Information on the Bighorn Sheep

These generally diurnal ungulates are grazing animals who eat grass and a lot of broad-leaved herbaceous plants such as phlox, cinqefoil and clover. Grass-wise, bighorn sheep tend to gravitate toward wheatgrass, fescues and bluegrass among others. Those in arid desert environments also eat a lot of cactus and holly. Foliage, shoots and twigs also make up their basic diet. Bighorn sheep generally weigh between 140 and 300 pounds, according to the Defenders of Wildlife organization. They usually are deep brown, lighter brown or gray.

Geography of the Bighorn Sheep

These sturdy sheep are native to the United States, Canada and Mexico. They are especially common in northern Mexico and in western Canada and the western United States. They do not appear outside of North America. States that have bighorn sheep include Idaho, Utah, California, New Mexico and Nevada.

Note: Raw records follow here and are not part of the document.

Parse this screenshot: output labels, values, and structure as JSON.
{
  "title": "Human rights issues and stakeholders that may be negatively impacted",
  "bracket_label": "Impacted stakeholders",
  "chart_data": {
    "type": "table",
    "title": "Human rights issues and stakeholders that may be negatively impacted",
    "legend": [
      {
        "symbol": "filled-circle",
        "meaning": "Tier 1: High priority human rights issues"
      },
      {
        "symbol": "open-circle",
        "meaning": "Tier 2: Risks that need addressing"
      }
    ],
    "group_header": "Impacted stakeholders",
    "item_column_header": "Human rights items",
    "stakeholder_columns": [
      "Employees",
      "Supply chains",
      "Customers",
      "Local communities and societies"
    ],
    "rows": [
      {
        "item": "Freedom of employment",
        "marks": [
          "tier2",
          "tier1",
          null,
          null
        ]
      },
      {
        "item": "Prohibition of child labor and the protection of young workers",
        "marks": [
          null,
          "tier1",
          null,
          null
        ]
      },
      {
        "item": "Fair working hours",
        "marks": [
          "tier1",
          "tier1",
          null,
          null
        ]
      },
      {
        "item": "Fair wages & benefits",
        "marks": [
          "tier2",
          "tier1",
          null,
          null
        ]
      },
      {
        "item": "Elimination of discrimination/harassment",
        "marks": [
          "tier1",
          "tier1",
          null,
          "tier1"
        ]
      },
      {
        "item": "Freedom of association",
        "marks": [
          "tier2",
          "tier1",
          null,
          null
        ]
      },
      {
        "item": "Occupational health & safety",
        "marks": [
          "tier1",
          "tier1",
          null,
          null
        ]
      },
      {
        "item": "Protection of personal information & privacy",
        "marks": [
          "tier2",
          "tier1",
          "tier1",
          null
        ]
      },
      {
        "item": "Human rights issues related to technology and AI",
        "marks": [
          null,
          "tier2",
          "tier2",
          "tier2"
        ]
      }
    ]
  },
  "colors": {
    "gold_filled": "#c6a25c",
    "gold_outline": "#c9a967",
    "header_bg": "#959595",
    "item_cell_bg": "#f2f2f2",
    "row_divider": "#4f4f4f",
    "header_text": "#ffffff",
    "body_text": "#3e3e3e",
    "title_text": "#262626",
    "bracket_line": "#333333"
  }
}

Habitat of the Bighorn Sheep

The natural habitat of these herbivorous mammals includes foothills, alpine meadows and slopes of mountains that have ample grass. Bighorn sheep do well in especially steep areas, as the tiny ledges often make for effective escapes against the species' biggest predators, such as bears, bobcats, mountain lions and coyotes. Bighorn sheep are typically drawn to locations near bluffs and rough, uneven-surfaced cliffs.

Risks to the Bighorn Sheep Population

Bighorn sheep are not an endangered species, according to the Red List of Threatened Species from the International Union for Conservation of Nature. They are part of the "least concern" department because of their stable, under-control populations. However, potential risks include poaching. In Mexico, problems include damage to bighorns' habitat and competition with livestock over sustenance.